Jakarta, Aktual.com – Wakil Ketua Komisi Pemberantasan Korupsi (KPK) Laode M. Syarif menyatakan akibat adanya revisi Undang-Undang KPK menyebabkan Indonesia tak patuh dengan Konvensi PBB Antikorupsi atau disebut United Nations Convention Against Corruption (UNCAC).

Syarif di Gedung Pusat Edukasi Antikorupsi KPK, Jakarta, Selasa (10/12), menyatakan bahwa sebelumnya Indonesia telah meratifikasi UNCAC.

Sebagai konsekuensi hukum dari ratifikasi UNCAC, kata dia, Indonesia harus mengikuti prinsip-prinsip dan norma-norma yang di dalam UNCAC.
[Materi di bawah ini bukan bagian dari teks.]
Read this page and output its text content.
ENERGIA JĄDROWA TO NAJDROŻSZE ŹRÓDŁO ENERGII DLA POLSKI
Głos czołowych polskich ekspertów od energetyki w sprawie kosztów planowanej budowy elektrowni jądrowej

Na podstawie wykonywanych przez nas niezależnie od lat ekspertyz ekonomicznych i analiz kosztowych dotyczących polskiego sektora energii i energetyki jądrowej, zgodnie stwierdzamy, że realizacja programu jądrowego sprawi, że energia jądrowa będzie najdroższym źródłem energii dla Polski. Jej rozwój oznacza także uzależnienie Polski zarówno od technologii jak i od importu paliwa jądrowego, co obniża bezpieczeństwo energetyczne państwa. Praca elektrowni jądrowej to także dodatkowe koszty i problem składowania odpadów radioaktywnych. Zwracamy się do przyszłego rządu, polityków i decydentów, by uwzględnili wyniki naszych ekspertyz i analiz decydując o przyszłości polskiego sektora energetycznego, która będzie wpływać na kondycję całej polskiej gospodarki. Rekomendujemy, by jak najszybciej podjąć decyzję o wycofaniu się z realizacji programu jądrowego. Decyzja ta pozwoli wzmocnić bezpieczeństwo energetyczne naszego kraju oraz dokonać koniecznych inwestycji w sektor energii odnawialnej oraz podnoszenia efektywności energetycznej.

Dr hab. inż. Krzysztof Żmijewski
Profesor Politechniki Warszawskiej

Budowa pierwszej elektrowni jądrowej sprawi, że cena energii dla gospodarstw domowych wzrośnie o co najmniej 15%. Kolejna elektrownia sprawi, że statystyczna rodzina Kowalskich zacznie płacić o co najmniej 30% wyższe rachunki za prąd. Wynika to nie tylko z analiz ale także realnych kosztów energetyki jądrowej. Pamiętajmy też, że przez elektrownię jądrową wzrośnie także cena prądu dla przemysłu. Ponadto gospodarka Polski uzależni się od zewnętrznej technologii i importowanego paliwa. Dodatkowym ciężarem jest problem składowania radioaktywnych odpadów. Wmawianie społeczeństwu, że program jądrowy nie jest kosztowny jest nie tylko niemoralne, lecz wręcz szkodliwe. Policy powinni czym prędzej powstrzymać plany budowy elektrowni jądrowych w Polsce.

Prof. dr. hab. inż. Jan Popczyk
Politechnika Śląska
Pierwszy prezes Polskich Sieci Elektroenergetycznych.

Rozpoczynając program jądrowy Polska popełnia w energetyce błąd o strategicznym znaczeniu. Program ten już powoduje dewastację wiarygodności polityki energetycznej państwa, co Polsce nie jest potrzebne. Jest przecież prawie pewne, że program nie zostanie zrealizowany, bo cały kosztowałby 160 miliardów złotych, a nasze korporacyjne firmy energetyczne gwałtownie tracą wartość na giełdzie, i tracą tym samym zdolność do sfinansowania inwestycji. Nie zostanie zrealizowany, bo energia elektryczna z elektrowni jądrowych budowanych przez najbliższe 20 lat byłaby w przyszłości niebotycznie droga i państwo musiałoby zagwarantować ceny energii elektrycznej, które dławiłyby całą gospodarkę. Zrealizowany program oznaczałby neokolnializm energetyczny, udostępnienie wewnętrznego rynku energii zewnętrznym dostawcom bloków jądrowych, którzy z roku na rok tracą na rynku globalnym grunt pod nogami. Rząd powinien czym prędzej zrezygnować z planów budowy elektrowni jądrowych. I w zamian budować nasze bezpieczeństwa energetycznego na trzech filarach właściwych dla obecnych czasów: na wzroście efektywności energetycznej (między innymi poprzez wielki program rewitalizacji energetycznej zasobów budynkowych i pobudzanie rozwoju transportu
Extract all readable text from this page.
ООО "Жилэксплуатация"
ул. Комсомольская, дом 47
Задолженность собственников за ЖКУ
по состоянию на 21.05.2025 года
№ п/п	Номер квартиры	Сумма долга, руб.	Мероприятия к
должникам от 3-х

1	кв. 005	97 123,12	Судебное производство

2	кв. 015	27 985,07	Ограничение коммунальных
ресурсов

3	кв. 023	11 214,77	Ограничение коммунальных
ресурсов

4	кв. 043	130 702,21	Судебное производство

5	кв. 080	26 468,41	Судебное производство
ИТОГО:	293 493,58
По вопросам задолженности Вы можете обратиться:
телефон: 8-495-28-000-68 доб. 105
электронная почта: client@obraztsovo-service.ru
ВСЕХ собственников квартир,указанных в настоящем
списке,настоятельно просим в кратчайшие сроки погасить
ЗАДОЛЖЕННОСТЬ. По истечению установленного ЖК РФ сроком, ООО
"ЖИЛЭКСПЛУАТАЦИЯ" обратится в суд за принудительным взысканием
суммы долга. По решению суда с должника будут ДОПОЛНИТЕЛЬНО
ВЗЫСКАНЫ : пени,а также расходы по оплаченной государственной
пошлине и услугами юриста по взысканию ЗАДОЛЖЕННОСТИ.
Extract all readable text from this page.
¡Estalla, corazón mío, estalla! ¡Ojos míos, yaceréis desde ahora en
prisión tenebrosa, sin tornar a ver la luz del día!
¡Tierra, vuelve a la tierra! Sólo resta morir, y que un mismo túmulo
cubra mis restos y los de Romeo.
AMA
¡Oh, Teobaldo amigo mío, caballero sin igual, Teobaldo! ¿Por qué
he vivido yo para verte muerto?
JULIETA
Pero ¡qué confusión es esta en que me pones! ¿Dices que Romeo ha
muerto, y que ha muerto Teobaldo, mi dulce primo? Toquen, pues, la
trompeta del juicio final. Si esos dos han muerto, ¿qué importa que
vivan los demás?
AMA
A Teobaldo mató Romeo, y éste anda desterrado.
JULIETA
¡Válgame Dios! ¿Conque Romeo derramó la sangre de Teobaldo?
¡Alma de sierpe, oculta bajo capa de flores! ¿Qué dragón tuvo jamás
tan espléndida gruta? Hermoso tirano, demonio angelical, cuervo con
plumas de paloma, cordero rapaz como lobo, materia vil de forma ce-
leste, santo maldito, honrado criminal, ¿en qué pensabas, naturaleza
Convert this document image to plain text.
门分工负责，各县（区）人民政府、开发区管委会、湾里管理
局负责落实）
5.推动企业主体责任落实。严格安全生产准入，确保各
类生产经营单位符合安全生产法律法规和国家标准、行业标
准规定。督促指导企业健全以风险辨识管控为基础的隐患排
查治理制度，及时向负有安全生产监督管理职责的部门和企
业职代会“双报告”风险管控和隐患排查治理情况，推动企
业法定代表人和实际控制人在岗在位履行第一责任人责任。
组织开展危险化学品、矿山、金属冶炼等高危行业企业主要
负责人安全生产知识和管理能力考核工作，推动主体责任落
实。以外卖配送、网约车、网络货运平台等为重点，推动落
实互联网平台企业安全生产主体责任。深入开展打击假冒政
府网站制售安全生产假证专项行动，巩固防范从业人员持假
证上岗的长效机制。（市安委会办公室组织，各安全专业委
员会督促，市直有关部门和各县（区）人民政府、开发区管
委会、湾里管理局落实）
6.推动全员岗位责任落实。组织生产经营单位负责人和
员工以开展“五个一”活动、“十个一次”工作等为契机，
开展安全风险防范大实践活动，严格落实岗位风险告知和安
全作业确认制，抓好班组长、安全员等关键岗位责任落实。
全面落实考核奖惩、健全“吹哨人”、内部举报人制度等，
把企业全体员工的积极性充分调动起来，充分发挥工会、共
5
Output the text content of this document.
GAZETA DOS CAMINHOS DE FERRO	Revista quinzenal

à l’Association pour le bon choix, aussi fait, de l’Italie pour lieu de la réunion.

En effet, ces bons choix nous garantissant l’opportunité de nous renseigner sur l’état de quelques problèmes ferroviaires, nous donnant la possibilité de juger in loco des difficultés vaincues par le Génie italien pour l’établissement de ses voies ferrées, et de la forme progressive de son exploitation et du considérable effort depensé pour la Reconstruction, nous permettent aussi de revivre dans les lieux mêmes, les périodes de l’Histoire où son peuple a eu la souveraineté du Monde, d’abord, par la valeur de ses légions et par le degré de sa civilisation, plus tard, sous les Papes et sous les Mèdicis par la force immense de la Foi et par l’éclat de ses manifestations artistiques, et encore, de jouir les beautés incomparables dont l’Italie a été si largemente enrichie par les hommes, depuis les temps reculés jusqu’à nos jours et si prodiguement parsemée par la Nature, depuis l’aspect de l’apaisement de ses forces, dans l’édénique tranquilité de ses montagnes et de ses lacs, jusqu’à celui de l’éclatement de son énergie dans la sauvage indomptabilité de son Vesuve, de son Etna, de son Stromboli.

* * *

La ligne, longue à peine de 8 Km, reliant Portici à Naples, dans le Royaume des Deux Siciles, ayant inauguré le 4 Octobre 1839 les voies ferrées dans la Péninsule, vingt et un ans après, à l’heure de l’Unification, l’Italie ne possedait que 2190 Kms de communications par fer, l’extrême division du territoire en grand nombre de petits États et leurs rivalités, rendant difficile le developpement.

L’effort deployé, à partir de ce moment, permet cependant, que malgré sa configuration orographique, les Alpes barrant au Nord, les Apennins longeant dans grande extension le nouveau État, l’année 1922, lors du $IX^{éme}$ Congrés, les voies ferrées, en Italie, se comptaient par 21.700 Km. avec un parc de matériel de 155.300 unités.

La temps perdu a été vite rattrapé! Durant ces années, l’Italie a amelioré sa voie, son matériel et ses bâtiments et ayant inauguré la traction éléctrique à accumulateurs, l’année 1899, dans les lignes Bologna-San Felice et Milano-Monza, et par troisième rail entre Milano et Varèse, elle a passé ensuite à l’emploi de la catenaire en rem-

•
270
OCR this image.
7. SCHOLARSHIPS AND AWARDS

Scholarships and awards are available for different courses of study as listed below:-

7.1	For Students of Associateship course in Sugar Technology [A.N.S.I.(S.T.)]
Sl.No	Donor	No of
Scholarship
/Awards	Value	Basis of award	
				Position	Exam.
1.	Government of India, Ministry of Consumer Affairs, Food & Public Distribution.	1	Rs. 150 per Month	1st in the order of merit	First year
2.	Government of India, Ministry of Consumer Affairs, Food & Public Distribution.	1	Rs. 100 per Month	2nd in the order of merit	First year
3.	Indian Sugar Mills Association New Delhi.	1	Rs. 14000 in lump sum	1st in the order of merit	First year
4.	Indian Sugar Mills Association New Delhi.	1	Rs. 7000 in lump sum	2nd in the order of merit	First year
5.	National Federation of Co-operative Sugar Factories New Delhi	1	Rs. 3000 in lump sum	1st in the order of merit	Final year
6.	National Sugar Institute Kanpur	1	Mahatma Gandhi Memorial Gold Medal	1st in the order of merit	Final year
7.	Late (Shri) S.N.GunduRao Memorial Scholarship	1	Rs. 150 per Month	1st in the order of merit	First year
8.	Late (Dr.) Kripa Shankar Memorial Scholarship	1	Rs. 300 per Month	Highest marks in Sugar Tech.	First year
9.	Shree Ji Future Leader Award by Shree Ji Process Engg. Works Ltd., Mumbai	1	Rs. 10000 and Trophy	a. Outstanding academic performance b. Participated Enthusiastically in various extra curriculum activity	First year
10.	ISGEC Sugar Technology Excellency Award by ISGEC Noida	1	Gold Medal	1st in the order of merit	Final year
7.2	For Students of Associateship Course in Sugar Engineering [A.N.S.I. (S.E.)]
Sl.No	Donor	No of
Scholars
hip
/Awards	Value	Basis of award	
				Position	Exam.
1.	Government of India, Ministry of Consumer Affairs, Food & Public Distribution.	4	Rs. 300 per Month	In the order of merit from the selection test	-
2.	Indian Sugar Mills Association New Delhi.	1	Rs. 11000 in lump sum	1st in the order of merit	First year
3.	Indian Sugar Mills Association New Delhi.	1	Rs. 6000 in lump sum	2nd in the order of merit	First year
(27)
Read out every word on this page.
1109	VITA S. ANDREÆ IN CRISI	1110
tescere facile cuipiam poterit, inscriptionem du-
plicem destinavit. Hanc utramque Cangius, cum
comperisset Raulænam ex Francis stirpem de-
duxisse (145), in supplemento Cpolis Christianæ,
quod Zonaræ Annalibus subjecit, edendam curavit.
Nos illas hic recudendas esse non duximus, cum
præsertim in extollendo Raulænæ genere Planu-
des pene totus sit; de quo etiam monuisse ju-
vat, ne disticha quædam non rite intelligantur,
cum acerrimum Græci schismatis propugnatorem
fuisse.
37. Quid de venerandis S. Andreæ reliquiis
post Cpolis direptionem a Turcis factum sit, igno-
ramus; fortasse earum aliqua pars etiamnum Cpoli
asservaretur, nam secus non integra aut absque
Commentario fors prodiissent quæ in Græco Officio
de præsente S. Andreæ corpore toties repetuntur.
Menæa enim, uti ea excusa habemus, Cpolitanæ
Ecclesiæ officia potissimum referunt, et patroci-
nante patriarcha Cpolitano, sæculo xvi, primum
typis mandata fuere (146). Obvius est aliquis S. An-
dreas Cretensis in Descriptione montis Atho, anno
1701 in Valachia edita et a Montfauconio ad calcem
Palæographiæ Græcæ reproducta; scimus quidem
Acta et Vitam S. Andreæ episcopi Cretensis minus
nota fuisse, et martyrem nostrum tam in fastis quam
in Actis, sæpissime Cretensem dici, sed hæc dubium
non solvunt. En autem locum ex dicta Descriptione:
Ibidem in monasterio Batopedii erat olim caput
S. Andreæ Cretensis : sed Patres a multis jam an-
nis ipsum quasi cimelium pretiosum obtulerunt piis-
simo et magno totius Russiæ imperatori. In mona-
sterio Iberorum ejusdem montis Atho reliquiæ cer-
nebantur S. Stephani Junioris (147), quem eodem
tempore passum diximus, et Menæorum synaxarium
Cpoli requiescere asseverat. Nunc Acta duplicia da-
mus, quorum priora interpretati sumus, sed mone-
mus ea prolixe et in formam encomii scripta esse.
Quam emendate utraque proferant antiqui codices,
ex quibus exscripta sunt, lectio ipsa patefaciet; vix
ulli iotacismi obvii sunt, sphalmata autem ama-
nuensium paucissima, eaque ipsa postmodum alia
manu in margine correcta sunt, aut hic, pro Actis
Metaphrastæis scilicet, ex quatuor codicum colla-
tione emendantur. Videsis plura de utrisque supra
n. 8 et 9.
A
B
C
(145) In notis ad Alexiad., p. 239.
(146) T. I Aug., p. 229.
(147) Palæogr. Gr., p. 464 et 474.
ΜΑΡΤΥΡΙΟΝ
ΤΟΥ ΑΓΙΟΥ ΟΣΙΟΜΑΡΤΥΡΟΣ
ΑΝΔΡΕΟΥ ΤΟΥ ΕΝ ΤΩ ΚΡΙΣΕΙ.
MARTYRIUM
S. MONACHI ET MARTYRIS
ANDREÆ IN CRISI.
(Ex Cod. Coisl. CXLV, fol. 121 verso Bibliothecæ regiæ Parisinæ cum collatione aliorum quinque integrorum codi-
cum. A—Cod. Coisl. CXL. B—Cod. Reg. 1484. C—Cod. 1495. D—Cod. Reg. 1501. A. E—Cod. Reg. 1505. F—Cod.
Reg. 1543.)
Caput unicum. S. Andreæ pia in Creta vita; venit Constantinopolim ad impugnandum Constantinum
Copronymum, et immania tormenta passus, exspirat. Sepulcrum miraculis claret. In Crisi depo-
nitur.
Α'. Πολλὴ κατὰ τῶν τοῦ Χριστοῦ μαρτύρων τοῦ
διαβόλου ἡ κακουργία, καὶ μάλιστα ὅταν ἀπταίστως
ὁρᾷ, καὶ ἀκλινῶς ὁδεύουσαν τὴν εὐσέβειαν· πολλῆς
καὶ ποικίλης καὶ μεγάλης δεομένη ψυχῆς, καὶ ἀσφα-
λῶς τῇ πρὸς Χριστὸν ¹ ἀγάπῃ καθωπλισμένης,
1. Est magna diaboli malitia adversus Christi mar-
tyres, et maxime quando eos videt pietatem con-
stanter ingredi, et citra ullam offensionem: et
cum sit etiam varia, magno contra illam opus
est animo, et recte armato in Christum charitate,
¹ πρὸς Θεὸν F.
“Apa yang telah dipesankan UNCAC yang telah kita ratifikasi itu? Satu, lembaga antikorupsi harus independen. Alhamdulillah, dahulu KPK kita itu independen, ‘kan sudah “comply” (patuh) sekarang kita ubah menjadi tidak independen. Berarti kita tidak “comply” lagi dengan UNCAC,” tuturnya.

Pada tahun 2012, kata dia, sekitar 80 negara berkumpul di Jakarta melahirkan “Jakarta Principles for Anti-Corruption Agencies dan disebut bahwa KPK dijadikan salah satu model dalam pembentarasan korupsi.

“Di situ juga dikatakan KPK salah satu model bahwa KPK itu juga harus permanen, itu menurut UNCAC yang kita ratifikasi. Habis itu juga harus independen dari segi keuangan, sumber daya manusia,” ungkap dia.

Oleh karena itu, kata dia, dengan adanya revisi UU KPK, lembaga ini tidak menjunjung tinggi sebagai pihak yang meratifikasi UNCAC.
“Pertanyaannya, apakah Indonesia telah “comply”? Menjunjung tinggi sebagai pihak yang meratifikasi UNCAC? Dengan perubahan UU KPK itu makin jauh dari panggang,” ujar Syarif.

Ia pun menegaskan bahwa seharusnya Indonesia mempunyai komitmen pemberantasan korupsi.

“Yang dibenahi itu adalah undang-undang tindak pidana korupsinya dahulu bukan Undang-Undang KPK-nya. Jadi, yang gatal kiri yang digaruk kanan. Akan tetapi, kenyataan kita harus menghormati parlemen dan pemerintah yang telah membuat keputusan seperti itu, dan itu jelas bertentangan dengan konvensi UNCAC,” kata Syarif.